Raman spectroscopy complimented with infrared spectroscopy has been used to characterise the antimonate mineral bindheimite Pb2Sb2O6(O,OH). The mineral is characterised by an intense Raman band at 656 cm-1 assigned to SbO stretching vibrations. Other lower intensity bands at 664, 749 and 814 cm-1 are also assigned to stretching vibrations. This observation suggests the non-equivalence of SbO units in the structure. Low intensity Raman bands at 293, 312 and 328 cm-1 are assigned to the OSbO bending vibrations. Infrared bands at 979, 1008, 1037 and 1058 cm-1 may be assigned to δ OH deformation modes of SbOH units. Infrared bands at 1603 and 1640 cm-1 are assigned to water bending vibrations, suggesting that water is involved in the bindheimite structure. Broad infrared bands centred upon 3250 cm-1 supports this concept. Thus the true formula of bindheimite is questioned and probably should be written as Pb2Sb2O6(O,OH,H2O)
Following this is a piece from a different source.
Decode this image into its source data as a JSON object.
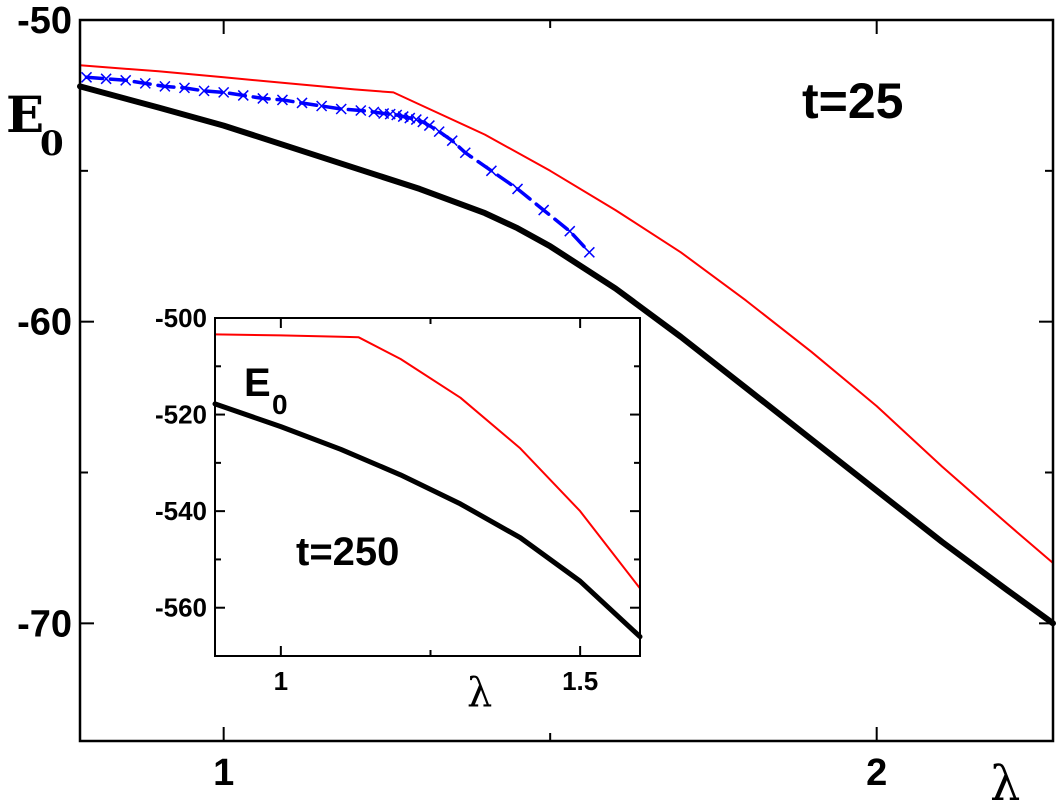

A vibrational spectroscopic study of hydrated Fe3+ hydroxyl-sulphates; polymorphic minerals butlerite and parabutlerite

Raman and infrared spectra of two polymorphous minerals with the chemical formula Fe3+(SO4)(OH)•2H2O, monoclinic butlerite and orthorhombic parabutlerite, are studied and the spectra assigned. Observed bands are attributed to the (SO4)2- stretching and bending vibrations, hydrogen bonded water molecules, stretching and bending vibrations of hydroxyl ions, water librational modes, Fe-O and Fe-OH stretching vibrations, Fe-OH bending vibrations and lattice vibrations. The O-H...O hydrogen bond lengths in the structures of both minerals are calculated from the wavenumbers of the stretching vibrations. One symmetrically distinct (SO4)2- unit in the structure of butlerite and two symmetrically distinct (SO4)2- units in the structure of parabutlerite are inferred from the Raman and infrared spectra. This conclusion agrees with the published crystal structures of both mineral phases.